The history of phytolith research in Australasian archaeology and palaeoecology
Vegetation History and Archaeobotany
Although phytolith research has come of age in archaeology and palaeoecology internationally, it has remained relatively marginalised from mainstream practice in Australasia. The region’s initial isolation from international scientific communities and uniqueness of its vegetation communities, has led to an exclusive set of challenges and interruptions in phytolith research. Examining a history of Australasian phytolith research presents the opportunity to recognise developments that have made phytoliths a powerful tool in reconstructing past environments and human uses of plants. Phytolith research arrived early in Australia (1903), after a convoluted journey from Germany (1835–1895) and Europe (1895–1943), but phytoliths were initially misidentified as sponge spicules (1931–1959). Formal understanding of phytoliths and their applications began in Australasia during the late 1950s, continuing throughout the 1960s and 1970s (1959–1980).
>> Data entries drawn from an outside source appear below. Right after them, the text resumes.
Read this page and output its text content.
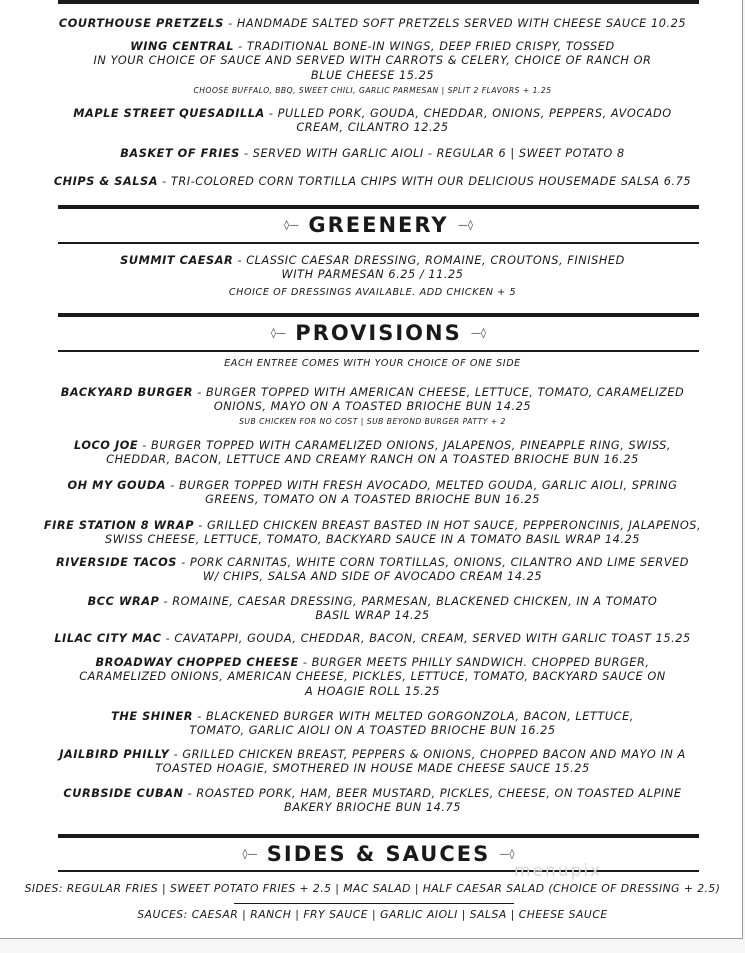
COURTHOUSE PRETZELS - HANDMADE SALTED SOFT PRETZELS SERVED WITH CHEESE SAUCE 10.25
WING CENTRAL - TRADITIONAL BONE-IN WINGS, DEEP FRIED CRISPY, TOSSED
IN YOUR CHOICE OF SAUCE AND SERVED WITH CARROTS & CELERY, CHOICE OF RANCH OR
BLUE CHEESE 15.25
CHOOSE BUFFALO, BBQ, SWEET CHILI, GARLIC PARMESAN | SPLIT 2 FLAVORS + 1.25
MAPLE STREET QUESADILLA - PULLED PORK, GOUDA, CHEDDAR, ONIONS, PEPPERS, AVOCADO
CREAM, CILANTRO 12.25
BASKET OF FRIES - SERVED WITH GARLIC AIOLI - REGULAR 6 | SWEET POTATO 8
CHIPS & SALSA - TRI-COLORED CORN TORTILLA CHIPS WITH OUR DELICIOUS HOUSEMADE SALSA 6.75
◊— GREENERY —◊
SUMMIT CAESAR - CLASSIC CAESAR DRESSING, ROMAINE, CROUTONS, FINISHED
WITH PARMESAN 6.25 / 11.25
CHOICE OF DRESSINGS AVAILABLE. ADD CHICKEN + 5
◊— PROVISIONS —◊
EACH ENTREE COMES WITH YOUR CHOICE OF ONE SIDE
BACKYARD BURGER - BURGER TOPPED WITH AMERICAN CHEESE, LETTUCE, TOMATO, CARAMELIZED
ONIONS, MAYO ON A TOASTED BRIOCHE BUN 14.25
SUB CHICKEN FOR NO COST | SUB BEYOND BURGER PATTY + 2
LOCO JOE - BURGER TOPPED WITH CARAMELIZED ONIONS, JALAPENOS, PINEAPPLE RING, SWISS,
CHEDDAR, BACON, LETTUCE AND CREAMY RANCH ON A TOASTED BRIOCHE BUN 16.25
OH MY GOUDA - BURGER TOPPED WITH FRESH AVOCADO, MELTED GOUDA, GARLIC AIOLI, SPRING
GREENS, TOMATO ON A TOASTED BRIOCHE BUN 16.25
FIRE STATION 8 WRAP - GRILLED CHICKEN BREAST BASTED IN HOT SAUCE, PEPPERONCINIS, JALAPENOS,
SWISS CHEESE, LETTUCE, TOMATO, BACKYARD SAUCE IN A TOMATO BASIL WRAP 14.25
RIVERSIDE TACOS - PORK CARNITAS, WHITE CORN TORTILLAS, ONIONS, CILANTRO AND LIME SERVED
W/ CHIPS, SALSA AND SIDE OF AVOCADO CREAM 14.25
BCC WRAP - ROMAINE, CAESAR DRESSING, PARMESAN, BLACKENED CHICKEN, IN A TOMATO
BASIL WRAP 14.25
LILAC CITY MAC - CAVATAPPI, GOUDA, CHEDDAR, BACON, CREAM, SERVED WITH GARLIC TOAST 15.25
BROADWAY CHOPPED CHEESE - BURGER MEETS PHILLY SANDWICH. CHOPPED BURGER,
CARAMELIZED ONIONS, AMERICAN CHEESE, PICKLES, LETTUCE, TOMATO, BACKYARD SAUCE ON
A HOAGIE ROLL 15.25
THE SHINER - BLACKENED BURGER WITH MELTED GORGONZOLA, BACON, LETTUCE,
TOMATO, GARLIC AIOLI ON A TOASTED BRIOCHE BUN 16.25
JAILBIRD PHILLY - GRILLED CHICKEN BREAST, PEPPERS & ONIONS, CHOPPED BACON AND MAYO IN A
TOASTED HOAGIE, SMOTHERED IN HOUSE MADE CHEESE SAUCE 15.25
CURBSIDE CUBAN - ROASTED PORK, HAM, BEER MUSTARD, PICKLES, CHEESE, ON TOASTED ALPINE
BAKERY BRIOCHE BUN 14.75
◊— SIDES & SAUCES —◊
SIDES: REGULAR FRIES | SWEET POTATO FRIES + 2.5 | MAC SALAD | HALF CAESAR SALAD (CHOICE OF DRESSING + 2.5)
SAUCES: CAESAR | RANCH | FRY SAUCE | GARLIC AIOLI | SALSA | CHEESE SAUCE
menupix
After a brief hiatus, the modern period of phytolith analyses in Australasian archaeological and palaeoenvironmental research began in the 1980s (1984–1992), focusing on investigating the deep past. Advancements continued into the 1990s and early 2000s. Wallis and Hart declared in 2003 that Australian phytolith research had finally come of age, but more a fitting description would be that it had peaked. Since then phytolith research in Australasia slowed down considerably (2005-present). Local phytolith reference collections for Australasian flora, critical for identifying ancient phytoliths, are essentially no longer produced.